PayPal isn't saying much about the outage beyond its official statement by Scott Guilfoyle, the company's senior VP for platform services: "At around 8:07 AM [San Francisco time Friday], a network hardware failure in one of our datacenters resulted in a service interruption for all PayPal users worldwide. Everyone in our organization was immediately engaged to identify the issue and get PayPal back up and running. We were not able to switch over to our backup systems as quickly as planned. We partially restored service by approximately 8:45 AM and the issue was fully resolved by 9:24 AM. A second service interruption started at around 11:30 AM and was partially resolved at 11:55 AM with full recovery at 12:21 PM."

But the company's "Live Site Status" blog tells a more detailed story. According to the technical blog, the incident (and PayPal) went down like this:

  • 8:06 AM (San Francisco time)
  • : Networking hardware failed in a PayPal datacenter, cutting off service for all PayPal users worldwide. Ordinary customers received a "Sorry—your last action could not be completed" message. E-tailers using the PayPal APIs got timeouts. PayPal won't say exactly what happened (a backhoe cable cut? a datacenter fire? someone playing tip-the-cow with a rack of switches?), but all users worldwide were cut off in the outage.

  • 8:07-8:44 AM
  • : Merchants and ordinary PayPal customers remained completely cutoff, as PayPal attempted to switch over to its Denver datacenter. PayPal won't explain why the handoff failed for so long.

  • 8:45 AM
  • : The PayPal Web site partially recovered, so some consumers could make payments. Merchant APIs remained down.

  • 9:24 AM
  • : Merchant APIs began to recover, running out of the Denver datacenter.
  • 9:25 AM
  • : Both merchant APIs and Web site payments were fully recovered and running out of Denver. Some merchant API users still experienced timeouts.

  • 9:32 AM
  • : PayPal's corporate communications department announced the ongoing outage via the company blog and Twitter.

  • 10:00 AM
  • : Merchant APIs and Web site payments were switched back to the original datacenter from Denver.

  • 10:43 AM
  • : PayPal announced on its blog and Twitter that the outage was resolved.

  • 11:32 AM
  • : A second outage began. PayPal hasn't given any details on this outage except that payments were unavailable for most (but apparently not all) merchants and ordinary customers.

  • 11:55 AM
  • : Payments for most merchants and ordinary customers were working again.

  • 12:21 PM
  • : The second outage was officially declared resolved.

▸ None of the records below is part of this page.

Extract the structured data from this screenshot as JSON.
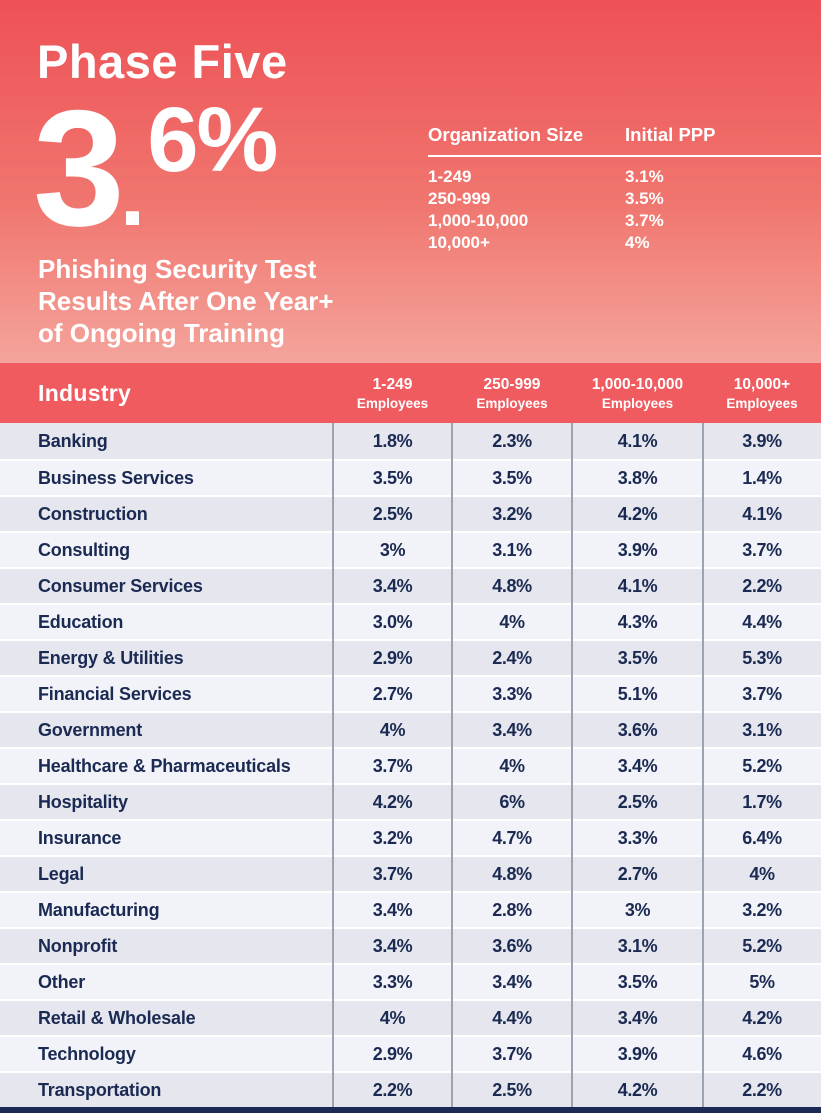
{
  "hero": {
    "title": "Phase Five",
    "stat": {
      "integer": "3",
      "decimal_point": ".",
      "fraction": "6%",
      "full_value": "3.6%"
    },
    "subtitle": "Phishing Security Test\nResults After One Year+\nof Ongoing Training"
  },
  "org_table": {
    "headers": {
      "size": "Organization Size",
      "ppp": "Initial PPP"
    },
    "rows": [
      {
        "size": "1-249",
        "ppp": "3.1%"
      },
      {
        "size": "250-999",
        "ppp": "3.5%"
      },
      {
        "size": "1,000-10,000",
        "ppp": "3.7%"
      },
      {
        "size": "10,000+",
        "ppp": "4%"
      }
    ]
  },
  "main_table": {
    "industry_header": "Industry",
    "columns": [
      {
        "range": "1-249",
        "label": "Employees"
      },
      {
        "range": "250-999",
        "label": "Employees"
      },
      {
        "range": "1,000-10,000",
        "label": "Employees"
      },
      {
        "range": "10,000+",
        "label": "Employees"
      }
    ],
    "rows": [
      {
        "industry": "Banking",
        "values": [
          "1.8%",
          "2.3%",
          "4.1%",
          "3.9%"
        ]
      },
      {
        "industry": "Business Services",
        "values": [
          "3.5%",
          "3.5%",
          "3.8%",
          "1.4%"
        ]
      },
      {
        "industry": "Construction",
        "values": [
          "2.5%",
          "3.2%",
          "4.2%",
          "4.1%"
        ]
      },
      {
        "industry": "Consulting",
        "values": [
          "3%",
          "3.1%",
          "3.9%",
          "3.7%"
        ]
      },
      {
        "industry": "Consumer Services",
        "values": [
          "3.4%",
          "4.8%",
          "4.1%",
          "2.2%"
        ]
      },
      {
        "industry": "Education",
        "values": [
          "3.0%",
          "4%",
          "4.3%",
          "4.4%"
        ]
      },
      {
        "industry": "Energy & Utilities",
        "values": [
          "2.9%",
          "2.4%",
          "3.5%",
          "5.3%"
        ]
      },
      {
        "industry": "Financial Services",
        "values": [
          "2.7%",
          "3.3%",
          "5.1%",
          "3.7%"
        ]
      },
      {
        "industry": "Government",
        "values": [
          "4%",
          "3.4%",
          "3.6%",
          "3.1%"
        ]
      },
      {
        "industry": "Healthcare & Pharmaceuticals",
        "values": [
          "3.7%",
          "4%",
          "3.4%",
          "5.2%"
        ]
      },
      {
        "industry": "Hospitality",
        "values": [
          "4.2%",
          "6%",
          "2.5%",
          "1.7%"
        ]
      },
      {
        "industry": "Insurance",
        "values": [
          "3.2%",
          "4.7%",
          "3.3%",
          "6.4%"
        ]
      },
      {
        "industry": "Legal",
        "values": [
          "3.7%",
          "4.8%",
          "2.7%",
          "4%"
        ]
      },
      {
        "industry": "Manufacturing",
        "values": [
          "3.4%",
          "2.8%",
          "3%",
          "3.2%"
        ]
      },
      {
        "industry": "Nonprofit",
        "values": [
          "3.4%",
          "3.6%",
          "3.1%",
          "5.2%"
        ]
      },
      {
        "industry": "Other",
        "values": [
          "3.3%",
          "3.4%",
          "3.5%",
          "5%"
        ]
      },
      {
        "industry": "Retail & Wholesale",
        "values": [
          "4%",
          "4.4%",
          "3.4%",
          "4.2%"
        ]
      },
      {
        "industry": "Technology",
        "values": [
          "2.9%",
          "3.7%",
          "3.9%",
          "4.6%"
        ]
      },
      {
        "industry": "Transportation",
        "values": [
          "2.2%",
          "2.5%",
          "4.2%",
          "2.2%"
        ]
      }
    ]
  },
  "colors": {
    "gradient_top": "#EE5156",
    "gradient_bottom": "#F4A49C",
    "table_header_red": "#F05B60",
    "navy_text": "#1B2A52",
    "row_dark": "#E5E6EE",
    "row_light": "#F2F3F8",
    "column_line_gray": "#9BA3B1"
  }
}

    Notice that along with PayPal's two big technical glitches—the networking hardware meltdown and the failover that didn't work—there was a third non-technical failure: It took more than an hour for PayPal to announce the first outage to its users. Indeed, that outage was actually resolved by the time the company's corporate communications department announced that PayPal was down. The second outage and its resolution weren't announced until Friday evening.

    That meant it was up to major E-tailers to contact PayPal on their own to find out exactly what was happening. Even for them, it took hours after the outages began to get the necessary information and cut off PayPal functionality.

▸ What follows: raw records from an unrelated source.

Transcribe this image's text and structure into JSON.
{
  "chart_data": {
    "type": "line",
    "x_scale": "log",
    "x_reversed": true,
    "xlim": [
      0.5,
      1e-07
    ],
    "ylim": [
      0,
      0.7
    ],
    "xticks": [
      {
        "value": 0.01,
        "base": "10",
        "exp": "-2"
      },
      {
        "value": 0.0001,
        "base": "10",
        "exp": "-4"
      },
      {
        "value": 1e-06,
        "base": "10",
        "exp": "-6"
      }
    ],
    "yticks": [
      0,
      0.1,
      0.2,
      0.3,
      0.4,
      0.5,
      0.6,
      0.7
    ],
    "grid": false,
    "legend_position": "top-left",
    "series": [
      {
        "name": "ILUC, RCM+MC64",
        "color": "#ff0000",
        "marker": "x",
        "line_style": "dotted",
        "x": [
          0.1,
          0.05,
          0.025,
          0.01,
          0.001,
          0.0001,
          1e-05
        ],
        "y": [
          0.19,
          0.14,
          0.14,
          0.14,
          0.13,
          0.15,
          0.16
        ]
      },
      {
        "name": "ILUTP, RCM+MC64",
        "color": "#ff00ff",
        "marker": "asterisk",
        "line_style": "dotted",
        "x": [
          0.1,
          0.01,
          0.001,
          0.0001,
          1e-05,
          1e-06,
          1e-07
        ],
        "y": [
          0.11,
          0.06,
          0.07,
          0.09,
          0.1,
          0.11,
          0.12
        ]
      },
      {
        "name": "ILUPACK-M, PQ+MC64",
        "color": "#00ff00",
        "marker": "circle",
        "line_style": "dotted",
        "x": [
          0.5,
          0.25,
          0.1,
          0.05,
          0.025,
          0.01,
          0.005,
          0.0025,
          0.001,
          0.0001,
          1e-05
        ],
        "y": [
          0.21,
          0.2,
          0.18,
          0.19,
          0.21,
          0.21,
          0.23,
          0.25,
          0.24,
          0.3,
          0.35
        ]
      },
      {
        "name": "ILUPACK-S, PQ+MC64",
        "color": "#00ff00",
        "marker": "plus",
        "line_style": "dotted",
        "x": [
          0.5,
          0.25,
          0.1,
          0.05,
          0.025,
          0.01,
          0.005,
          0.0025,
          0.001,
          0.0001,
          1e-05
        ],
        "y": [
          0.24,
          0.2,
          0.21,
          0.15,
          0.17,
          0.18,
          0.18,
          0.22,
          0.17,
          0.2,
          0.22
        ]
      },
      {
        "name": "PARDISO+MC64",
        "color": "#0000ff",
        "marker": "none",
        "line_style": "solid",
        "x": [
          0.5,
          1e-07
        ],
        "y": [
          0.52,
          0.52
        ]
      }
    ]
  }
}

    It's understandable that many E-Commerce players are still trying to get a solid understanding of how crucial it is to keep everything running. Five- and 10-minute outages still aren't unusual, and it's tempting to assume that every outage will be fixed in just another minute.

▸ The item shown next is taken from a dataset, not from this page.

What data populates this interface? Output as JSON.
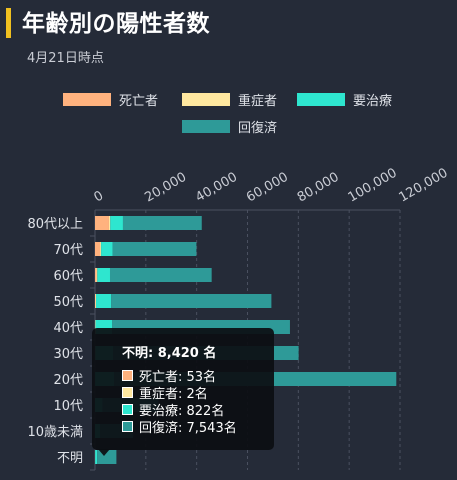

    But that's a dangerous way of thinking. In PayPal's case, it meant that big customers—who in this case were also big retailers—remained in the dark while IT people in PayPal's datacenter assumed that the problem was about to be solved.

    Like American Eagle, PayPal had a fallback plan. But it didn't work the way it was supposed to. And though it had a technical plan (that didn't work) for dealing with the outage, like Wal-Mart, PayPal didn't have any plan at all for quickly notifying the people most affected (Wal-Mart's store personnel, PayPal's biggest E-Commerce partners).

    The lesson about failed backup plans just keeps getting bigger. Yes, improbable failures can happen. When they do, failover plans can fail. And when that happens, you need a plan already in place to warn those affected in real time.